Già perché poco dopo ti rivollero a Torino…
In effetti nel 1977, con il lancio commerciale della nuova 131, fui richiamato a Torino come responsabile sportivo dell'attività Fiat-Abarth, con il preciso compito di vincere il Campionato Mondiale Rally. Ottenni questo risultato al "primo colpo", grazie ad una vettura fantastica, la 131 Rally, messa a punto dall'Abarth, sotto la supervisione di Giorgio Pianta, un team di meccanici eccezionale e con piloti tra i migliori del mondo. Nel 1977 Fiat e Lancia avevano ancora due reparti corse separati e autonomi, che poi vennero unificati nel 1978 nell'Ente ASA (Attività Sportive Automobilistiche).
Le tre vittorie nel Campionato Mondiale Rally con una vettura come la 131, concepita come una vettura “da famiglia”, e trasformata in auto da Rally vincente, mi hanno dato molte soddisfazioni.
Hai lavorato per lungo tempo nel mondo della Formula 1. Quali ricordi hai di quel periodo e cosa pensi della Formula 1 di oggi?
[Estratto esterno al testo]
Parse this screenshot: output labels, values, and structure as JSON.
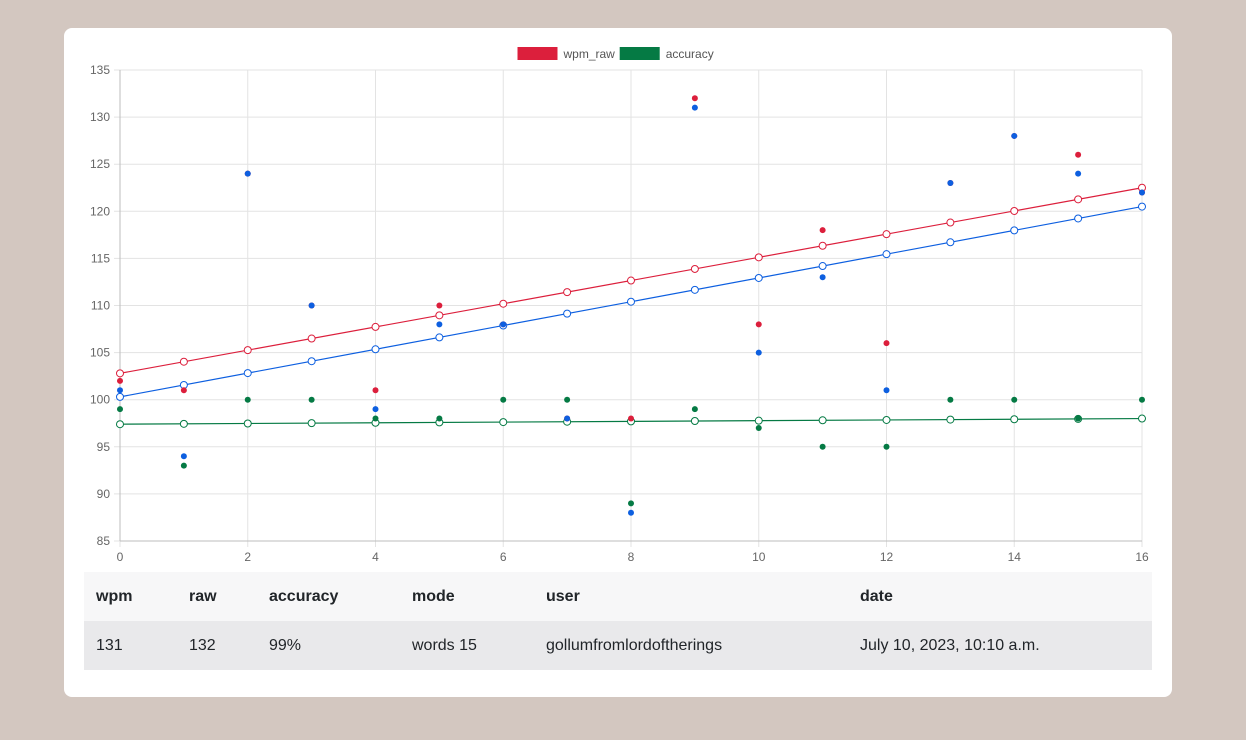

Ho vissuto sia il periodo ancora “romantico” della F1, con tecnologie e mezzi molto inferiori a quelli di oggi, con i piloti veri “Cavalieri del rischio”, con auto molto pericolose, sia il periodo dell’alta tecnologia e della super-sicurezza. Ebbene, debbo dire che nel primo periodo c’era più passione, e i piloti contavano di più, potevi vincere con un mezzo inferiore; oggi , anche se sei bravissimo, senza un mezzo competitivo, non puoi fare molto, guardate l’esempio di Alonso. Poi c’è troppa tecnologia, i piloti sembrano telecomandati dai box, quasi conta di più l’ingegnere, lo stratega, che non il pilota, e questo non è giusto, perché penso che anche i piloti bravi vorrebbero più autonomia, e si divertirebbero e farebbero divertire di più.